In order to be successful in the world of consultancy, regardless of your chosen field, there’s is no substitute for trust. You can be the most highly informed technical visionary but without trust you have very little to build upon and certainly no influence. This speaks to us as a species on a base level, we are naturally suspicious, cynical and untrusting – it helps with survival – so if I want to advise you, my first battle, and it truly is a battle, is to gain your trust.
In my original career, at PwC in expat tax, I was given, in fact we all were, a book to read in our early years: The Trusted Advisor by Maister, Green and Galford. I’m not sure everyone in my cohort read it, but I did. Well, I read most of it...it rang true with me on a number of levels. Some of it went above my head, but one thing that stuck with me was how difficult it was perceived to be, to become trusted.

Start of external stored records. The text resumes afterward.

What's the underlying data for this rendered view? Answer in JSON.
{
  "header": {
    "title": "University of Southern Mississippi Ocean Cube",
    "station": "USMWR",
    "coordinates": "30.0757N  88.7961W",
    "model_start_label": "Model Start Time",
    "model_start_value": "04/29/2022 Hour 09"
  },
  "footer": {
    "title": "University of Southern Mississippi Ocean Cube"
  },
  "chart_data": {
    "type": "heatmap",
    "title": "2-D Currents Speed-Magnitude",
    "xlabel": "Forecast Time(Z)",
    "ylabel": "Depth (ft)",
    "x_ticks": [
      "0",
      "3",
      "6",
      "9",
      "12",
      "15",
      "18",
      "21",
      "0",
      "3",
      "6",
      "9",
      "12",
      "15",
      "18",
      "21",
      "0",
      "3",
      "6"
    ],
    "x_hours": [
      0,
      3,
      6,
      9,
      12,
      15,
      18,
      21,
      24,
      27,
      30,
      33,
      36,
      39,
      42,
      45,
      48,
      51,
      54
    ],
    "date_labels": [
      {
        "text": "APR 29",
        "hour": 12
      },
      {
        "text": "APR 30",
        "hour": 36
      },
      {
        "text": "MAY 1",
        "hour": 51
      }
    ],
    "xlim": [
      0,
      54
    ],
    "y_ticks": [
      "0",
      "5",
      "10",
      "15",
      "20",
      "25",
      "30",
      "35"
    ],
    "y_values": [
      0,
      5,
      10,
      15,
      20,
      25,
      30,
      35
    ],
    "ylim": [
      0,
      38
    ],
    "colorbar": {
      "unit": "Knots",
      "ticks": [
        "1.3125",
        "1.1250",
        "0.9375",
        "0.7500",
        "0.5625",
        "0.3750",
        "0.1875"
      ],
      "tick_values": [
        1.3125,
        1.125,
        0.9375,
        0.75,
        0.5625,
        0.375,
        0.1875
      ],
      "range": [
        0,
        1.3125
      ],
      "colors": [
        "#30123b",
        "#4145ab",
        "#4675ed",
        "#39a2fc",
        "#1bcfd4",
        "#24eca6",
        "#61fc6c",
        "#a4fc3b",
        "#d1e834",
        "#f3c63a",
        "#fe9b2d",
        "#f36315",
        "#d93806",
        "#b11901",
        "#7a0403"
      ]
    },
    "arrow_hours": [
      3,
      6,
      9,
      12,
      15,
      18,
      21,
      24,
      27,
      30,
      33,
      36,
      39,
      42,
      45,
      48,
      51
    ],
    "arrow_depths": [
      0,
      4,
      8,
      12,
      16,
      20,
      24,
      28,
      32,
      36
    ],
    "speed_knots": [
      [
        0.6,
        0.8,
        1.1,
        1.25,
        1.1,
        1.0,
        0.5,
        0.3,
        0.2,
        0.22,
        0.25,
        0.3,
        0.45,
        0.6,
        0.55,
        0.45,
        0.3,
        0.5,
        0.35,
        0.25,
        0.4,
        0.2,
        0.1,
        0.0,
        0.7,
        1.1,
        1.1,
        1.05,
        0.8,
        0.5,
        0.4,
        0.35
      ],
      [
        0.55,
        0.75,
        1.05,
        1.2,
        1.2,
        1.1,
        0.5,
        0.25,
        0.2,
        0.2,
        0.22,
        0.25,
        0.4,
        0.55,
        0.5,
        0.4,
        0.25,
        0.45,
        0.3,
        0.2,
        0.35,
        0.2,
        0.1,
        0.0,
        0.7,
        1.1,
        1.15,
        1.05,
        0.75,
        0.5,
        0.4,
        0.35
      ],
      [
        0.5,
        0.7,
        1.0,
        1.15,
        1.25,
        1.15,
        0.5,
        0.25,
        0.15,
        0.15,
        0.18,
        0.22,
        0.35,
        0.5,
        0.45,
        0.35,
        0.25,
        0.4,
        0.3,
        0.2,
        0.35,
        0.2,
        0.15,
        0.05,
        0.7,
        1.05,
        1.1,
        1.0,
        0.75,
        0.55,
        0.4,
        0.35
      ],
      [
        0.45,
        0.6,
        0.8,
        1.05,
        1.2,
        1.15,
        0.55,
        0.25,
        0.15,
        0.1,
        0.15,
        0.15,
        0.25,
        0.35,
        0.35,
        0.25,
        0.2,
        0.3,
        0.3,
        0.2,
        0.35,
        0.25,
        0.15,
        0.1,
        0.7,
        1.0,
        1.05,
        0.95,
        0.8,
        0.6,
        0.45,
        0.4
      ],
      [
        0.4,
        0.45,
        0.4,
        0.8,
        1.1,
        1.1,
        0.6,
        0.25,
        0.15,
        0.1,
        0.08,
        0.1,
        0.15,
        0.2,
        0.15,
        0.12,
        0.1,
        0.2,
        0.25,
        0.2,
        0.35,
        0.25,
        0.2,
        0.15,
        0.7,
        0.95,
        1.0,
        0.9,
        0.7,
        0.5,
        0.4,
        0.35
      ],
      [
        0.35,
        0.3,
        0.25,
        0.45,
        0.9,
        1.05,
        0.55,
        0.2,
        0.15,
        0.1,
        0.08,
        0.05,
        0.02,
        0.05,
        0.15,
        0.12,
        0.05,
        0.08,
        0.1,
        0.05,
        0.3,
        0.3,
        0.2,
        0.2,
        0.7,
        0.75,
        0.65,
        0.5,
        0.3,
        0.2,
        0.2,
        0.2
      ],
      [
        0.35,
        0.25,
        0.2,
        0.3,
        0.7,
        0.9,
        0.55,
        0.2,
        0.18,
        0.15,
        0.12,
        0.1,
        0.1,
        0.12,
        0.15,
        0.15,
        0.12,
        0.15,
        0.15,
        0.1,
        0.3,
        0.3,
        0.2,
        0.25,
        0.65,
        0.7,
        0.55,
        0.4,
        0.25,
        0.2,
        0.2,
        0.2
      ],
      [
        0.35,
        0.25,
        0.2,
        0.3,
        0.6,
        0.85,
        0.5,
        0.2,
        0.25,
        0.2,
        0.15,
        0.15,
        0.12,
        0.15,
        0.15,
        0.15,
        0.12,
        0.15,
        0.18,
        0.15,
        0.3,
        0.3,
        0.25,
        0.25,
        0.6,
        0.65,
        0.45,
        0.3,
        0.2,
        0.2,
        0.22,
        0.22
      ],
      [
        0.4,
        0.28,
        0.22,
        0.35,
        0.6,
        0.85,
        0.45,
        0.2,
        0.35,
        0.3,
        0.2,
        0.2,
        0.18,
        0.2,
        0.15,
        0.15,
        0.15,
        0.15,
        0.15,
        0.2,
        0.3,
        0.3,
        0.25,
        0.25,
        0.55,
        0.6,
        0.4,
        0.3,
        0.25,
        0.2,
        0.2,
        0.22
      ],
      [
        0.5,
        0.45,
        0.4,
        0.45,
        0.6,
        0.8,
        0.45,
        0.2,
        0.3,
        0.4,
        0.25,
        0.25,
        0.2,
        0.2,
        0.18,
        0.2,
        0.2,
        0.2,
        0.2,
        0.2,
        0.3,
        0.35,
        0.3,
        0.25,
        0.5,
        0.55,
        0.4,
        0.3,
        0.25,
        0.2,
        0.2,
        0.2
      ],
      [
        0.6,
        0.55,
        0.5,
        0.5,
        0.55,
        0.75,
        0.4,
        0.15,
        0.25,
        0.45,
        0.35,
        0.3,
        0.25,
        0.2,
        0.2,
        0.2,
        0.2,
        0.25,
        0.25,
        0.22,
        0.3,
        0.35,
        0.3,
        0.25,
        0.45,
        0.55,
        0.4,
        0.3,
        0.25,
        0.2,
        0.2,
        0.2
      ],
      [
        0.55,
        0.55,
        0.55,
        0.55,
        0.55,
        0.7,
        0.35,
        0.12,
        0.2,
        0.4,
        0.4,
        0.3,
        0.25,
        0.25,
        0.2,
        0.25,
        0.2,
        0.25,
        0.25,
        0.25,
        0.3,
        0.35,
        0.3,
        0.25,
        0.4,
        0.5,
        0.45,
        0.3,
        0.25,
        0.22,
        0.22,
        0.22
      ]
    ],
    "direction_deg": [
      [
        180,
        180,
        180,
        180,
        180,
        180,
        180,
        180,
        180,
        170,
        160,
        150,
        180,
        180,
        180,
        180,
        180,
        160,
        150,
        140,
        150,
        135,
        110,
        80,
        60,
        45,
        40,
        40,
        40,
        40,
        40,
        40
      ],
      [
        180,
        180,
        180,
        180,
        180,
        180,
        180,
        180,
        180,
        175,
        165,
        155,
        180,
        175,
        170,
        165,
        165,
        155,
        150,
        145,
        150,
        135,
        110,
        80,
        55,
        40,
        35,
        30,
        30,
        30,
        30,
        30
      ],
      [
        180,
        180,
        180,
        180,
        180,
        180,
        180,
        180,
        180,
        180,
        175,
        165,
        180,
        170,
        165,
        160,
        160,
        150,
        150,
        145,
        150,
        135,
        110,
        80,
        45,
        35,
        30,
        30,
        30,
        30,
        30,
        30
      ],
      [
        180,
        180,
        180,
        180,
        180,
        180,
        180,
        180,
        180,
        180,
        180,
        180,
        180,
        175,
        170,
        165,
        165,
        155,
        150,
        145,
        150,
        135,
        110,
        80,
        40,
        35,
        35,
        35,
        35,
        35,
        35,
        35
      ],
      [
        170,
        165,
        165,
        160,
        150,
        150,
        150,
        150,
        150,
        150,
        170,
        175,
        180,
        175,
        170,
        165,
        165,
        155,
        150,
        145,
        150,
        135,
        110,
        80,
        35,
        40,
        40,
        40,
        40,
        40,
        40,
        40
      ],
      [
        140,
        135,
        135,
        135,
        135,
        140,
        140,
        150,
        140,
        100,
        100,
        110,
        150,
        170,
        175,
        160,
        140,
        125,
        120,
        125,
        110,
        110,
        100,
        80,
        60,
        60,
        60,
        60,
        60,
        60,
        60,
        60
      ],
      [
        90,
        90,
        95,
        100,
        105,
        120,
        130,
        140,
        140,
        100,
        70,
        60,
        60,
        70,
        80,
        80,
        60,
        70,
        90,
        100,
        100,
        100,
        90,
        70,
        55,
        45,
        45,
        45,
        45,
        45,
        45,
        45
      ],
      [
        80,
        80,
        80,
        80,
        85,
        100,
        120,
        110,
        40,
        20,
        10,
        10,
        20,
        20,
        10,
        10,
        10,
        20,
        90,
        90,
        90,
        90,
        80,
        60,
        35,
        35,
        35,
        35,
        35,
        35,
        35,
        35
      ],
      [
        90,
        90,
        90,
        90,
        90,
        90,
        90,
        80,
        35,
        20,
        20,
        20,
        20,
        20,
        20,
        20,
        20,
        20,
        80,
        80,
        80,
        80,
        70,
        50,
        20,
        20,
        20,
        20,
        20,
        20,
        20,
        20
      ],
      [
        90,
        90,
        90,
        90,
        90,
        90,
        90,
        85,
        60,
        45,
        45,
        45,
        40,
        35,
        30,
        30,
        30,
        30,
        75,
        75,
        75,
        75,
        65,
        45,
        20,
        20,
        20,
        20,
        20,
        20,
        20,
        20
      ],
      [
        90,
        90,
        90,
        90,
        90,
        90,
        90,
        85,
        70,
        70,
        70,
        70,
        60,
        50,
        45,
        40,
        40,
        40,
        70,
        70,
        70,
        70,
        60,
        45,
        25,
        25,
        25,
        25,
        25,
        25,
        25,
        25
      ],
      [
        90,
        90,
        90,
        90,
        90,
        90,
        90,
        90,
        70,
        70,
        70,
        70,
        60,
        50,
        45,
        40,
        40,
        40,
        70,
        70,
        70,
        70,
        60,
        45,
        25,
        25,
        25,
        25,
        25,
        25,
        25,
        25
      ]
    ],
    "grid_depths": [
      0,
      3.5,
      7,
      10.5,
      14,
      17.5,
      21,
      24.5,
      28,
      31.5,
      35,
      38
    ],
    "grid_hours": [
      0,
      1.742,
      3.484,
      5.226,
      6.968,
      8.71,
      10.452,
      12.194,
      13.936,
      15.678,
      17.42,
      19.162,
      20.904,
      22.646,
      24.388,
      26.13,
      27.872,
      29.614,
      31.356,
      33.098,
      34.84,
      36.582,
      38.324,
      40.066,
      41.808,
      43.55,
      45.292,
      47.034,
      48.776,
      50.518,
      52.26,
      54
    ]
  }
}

Earning trust amid negative perceptions
Trust is not reserved purely for individuals. Trust can be found, can be imparted, at an industry level; we tend, in the main, to trust doctors and teachers for example. Sadly the reverse is true for the recruiter. Earning trust as a recruitment consultant starts from a fairly negative basis point. I used to joke (well, sort of joke) that we recruitment consultants were lower on the dinner party invite list than any other profession (of course this could have had something to do with my jokes). There were those who used to stand up for our honour, suggesting that certain parts of the legal profession, politicians and estate agents might beat us to that title, but I knew they were only trying not to hurt my feelings.
So how do you earn trust? For earn is the right verb in this case. In my experience trust is an investment made by a heady mix of honesty, delivering on your promises and integrity coupled with keeping confidences, transparency and consistency. It comes for shared experiences and shared goals and it comes over time, there’s very little substitute for time.
Once earned the next big challenge is keeping it. As with many things of value, trust is spectacularly fragile and dangerous when broken, like that delicate antique glass Christmas bauble you should have banished when the kids became old enough to ‘help’ you decorate the tree, but is now laying in pieces on the sitting room floor while you apply multiple Peppa Pig plasters to your eldest’s fingers; years of effort can go into to building trust but, one careless move and it’s A&E time.
It’s an almost universal truth that people represent a business’s greatest asset. The relationship between the employer and the employee, therefore, is something of exceptional value, something that needs to be nurtured and treasured…so how is it that so many organisations are willing to outsource the procurement of those assets entirely to third parties?
From my perspective there are two distinct routes to this relationship; one is as described above, time spent with the building blocks of honesty and integrity, a personal bond that has genuine value, the other, I fear, attacks the fabric of trust and replaces it with a thin veil of saving cost. If your business outsources the recruitment of your colleagues to an organisation who hasn’t invested in you – personally – then the likelihood is that the decision to do so is based on cost and not value.
Is trust an outdated concept?
Maybe I’m being old fashioned, maybe trust is only valued by those who think they need it to perform their duties, a crutch for the generation that absorbed Maister, Green and Galford too absolutely. Perhaps trust is actually an outdated ideal in itself. And maybe I’m wrong, and there is a substitute for trust and time that can lead to success? The global political landscape suggests that there may well be. And perhaps the business world trumps that and is already a few steps ahead.
In my heart of hearts I don’t think so, and certainly hope not. I perceive real financial long-term value in a trust-based relationship. Cost can be manipulated, calculations are open to interpretation and transactional relationships are paper thin and in regular need of sticking plaster…but trust nurtures long term value. Focus purely on cost and repent at leisure…in A&E. Trust, in the end, survives.